Bridging The Gap in Sensor Sizes

From 2005 there was an increasing interest in producing medium-sized cameras with large sensors but without the moving mirror systems, and consequently the bulk, typical of DSLR camera bodies.

Manufacturers gradually responded to this interest, which led to a new type: the mirrorless interchangeable-lens camera. Epson, an early entrant, introduced the R-D1, a digital rangefinder using the Leica M mount. Other companies followed suit, by introducing similar cameras that focus electronically rather than manually (such as Olympus, with its PEN series; Panasonic, with its G and GF series; Sony, with its Nex series; Samsung, with its NX series). MILC cameras might overall look like compact digital ones, with at least two notable differences: a sensor in most cases of the size found in digital SLRs, and interchangeable lenses. The latter feature, though, was incorporated in at least one small-sensor camera as well (Pentax Q, announced in June 2011).

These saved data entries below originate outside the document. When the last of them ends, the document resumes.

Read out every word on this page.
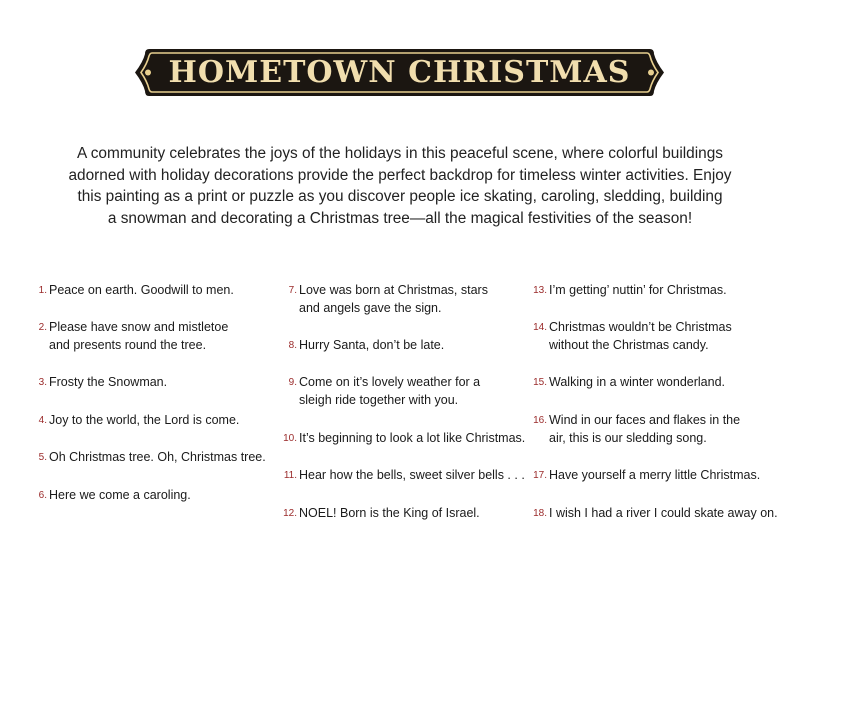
HOMETOWN CHRISTMAS
A community celebrates the joys of the holidays in this peaceful scene, where colorful buildings
adorned with holiday decorations provide the perfect backdrop for timeless winter activities. Enjoy
this painting as a print or puzzle as you discover people ice skating, caroling, sledding, building
a snowman and decorating a Christmas tree—all the magical festivities of the season!
1. Peace on earth. Goodwill to men.
2. Please have snow and mistletoe
and presents round the tree.
3. Frosty the Snowman.
4. Joy to the world, the Lord is come.
5. Oh Christmas tree. Oh, Christmas tree.
6. Here we come a caroling.
7. Love was born at Christmas, stars
and angels gave the sign.
8. Hurry Santa, don’t be late.
9. Come on it’s lovely weather for a
sleigh ride together with you.
10. It’s beginning to look a lot like Christmas.
11. Hear how the bells, sweet silver bells . . .
12. NOEL! Born is the King of Israel.
13. I’m getting’ nuttin’ for Christmas.
14. Christmas wouldn’t be Christmas
without the Christmas candy.
15. Walking in a winter wonderland.
16. Wind in our faces and flakes in the
air, this is our sledding song.
17. Have yourself a merry little Christmas.
18. I wish I had a river I could skate away on.
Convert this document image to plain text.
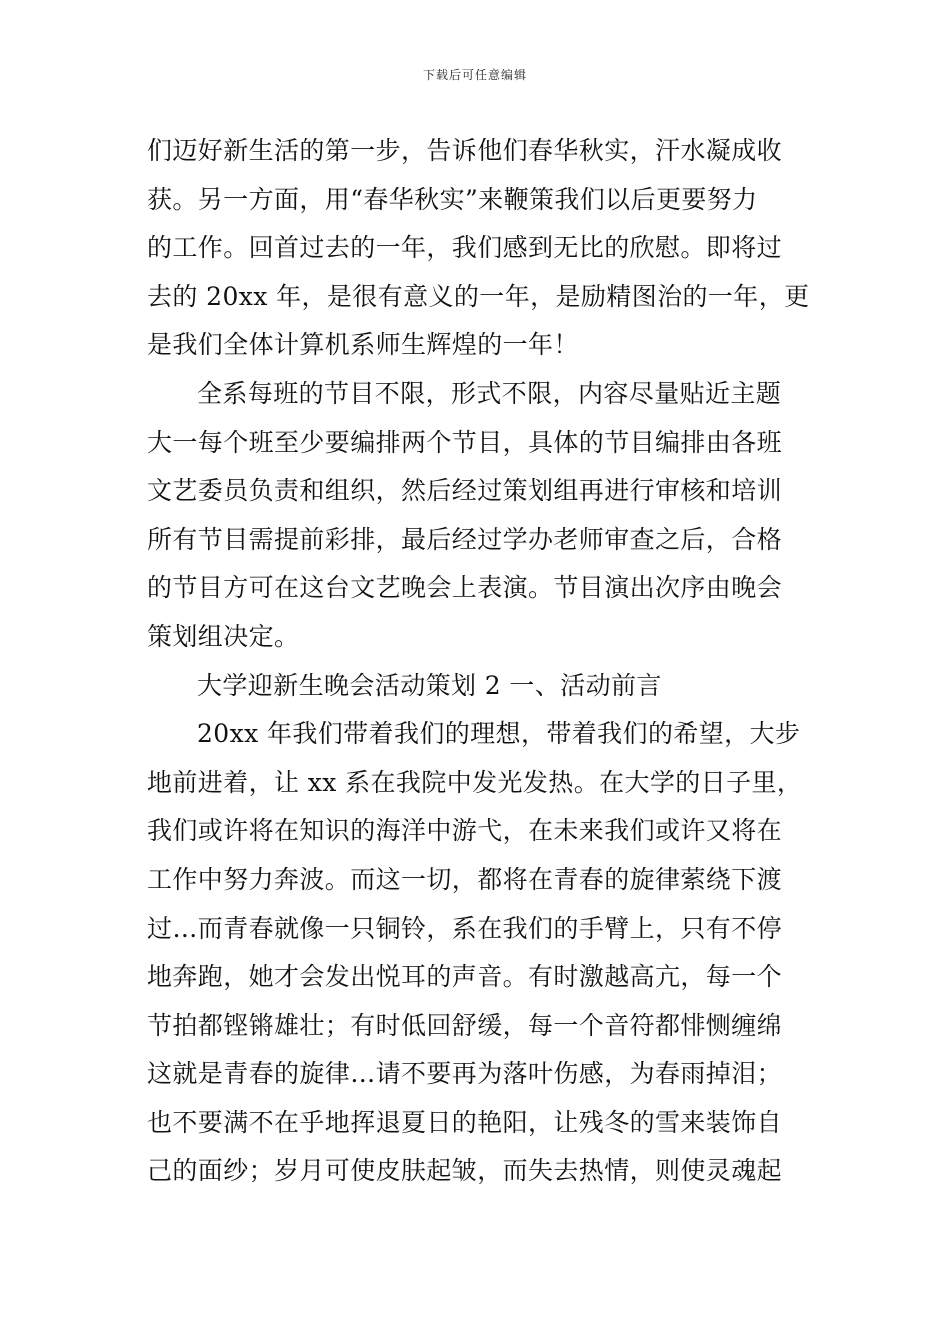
下载后可任意编辑
们迈好新生活的第一步，告诉他们春华秋实，汗水凝成收
获。另一方面，用“春华秋实”来鞭策我们以后更要努力
的工作。回首过去的一年，我们感到无比的欣慰。即将过
去的 20xx 年，是很有意义的一年，是励精图治的一年，更
是我们全体计算机系师生辉煌的一年！
全系每班的节目不限，形式不限，内容尽量贴近主题
大一每个班至少要编排两个节目，具体的节目编排由各班
文艺委员负责和组织，然后经过策划组再进行审核和培训
所有节目需提前彩排，最后经过学办老师审查之后，合格
的节目方可在这台文艺晚会上表演。节目演出次序由晚会
策划组决定。
大学迎新生晚会活动策划 2 一、活动前言
20xx 年我们带着我们的理想，带着我们的希望，大步
地前进着，让 xx 系在我院中发光发热。在大学的日子里，
我们或许将在知识的海洋中游弋，在未来我们或许又将在
工作中努力奔波。而这一切，都将在青春的旋律萦绕下渡
过…而青春就像一只铜铃，系在我们的手臂上，只有不停
地奔跑，她才会发出悦耳的声音。有时激越高亢，每一个
节拍都铿锵雄壮；有时低回舒缓，每一个音符都悱恻缠绵
这就是青春的旋律…请不要再为落叶伤感，为春雨掉泪；
也不要满不在乎地挥退夏日的艳阳，让残冬的雪来装饰自
己的面纱；岁月可使皮肤起皱，而失去热情，则使灵魂起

Nonetheless, until 2011 there still remained a large gap in sensor sizes between digital compact cameras on the one hand and DSLRs/MILCs on the other. Compact cameras were all equipped with sensors smaller than 1/1.6" (48.5 mm2), whereas 4/3" (225 mm2) was the smallest sensor to be found on DSLRs/MILCs. Noticeable exceptions – for a few years – had been Olympus E-10 and E-20 (large, semi-professional hybrid cameras announced in the early 2000s and equipped with a 2/3" sensor). The main reason for such size-gap was portability: large sensors require bulky lenses (that's why MILC cameras with large sensors often show a marked disproportion between their tiny bodies and their large lens systems, zoom objectives especially).

That sensor-size gap was bridged by camera models announced in September 2011: on the compact side of the gap, a very large (for a compact) 2/3" (58.1 mm2) sensor equipped the high-end Fuji X10 compact. Almost at the same time, on the DSLR/MILC side of the divide, Nikon announced the Nikon 1 system, built around a new sensor format they named 'CX' (13.2mm × 8.8mm, roughly 1" in the inch system). Finally, a sensor of the same size (1") has been adopted, in 2012, by Sony, for its RX-100 compact camera (weight: gr. 213). Though, less compact than the RX-100, Canon's G1X with its 1.5" sensor and Sony's RX1 with its Full Frame sensor, further pushed the limits of sensor size in "compact" cameras.

With such format additions – the 1" sensors especially – and their adoption to equip compact-cameras, the crop-factor difference previously existing between the largest compact camera sensors and the smallest MILC sensors has been eliminated.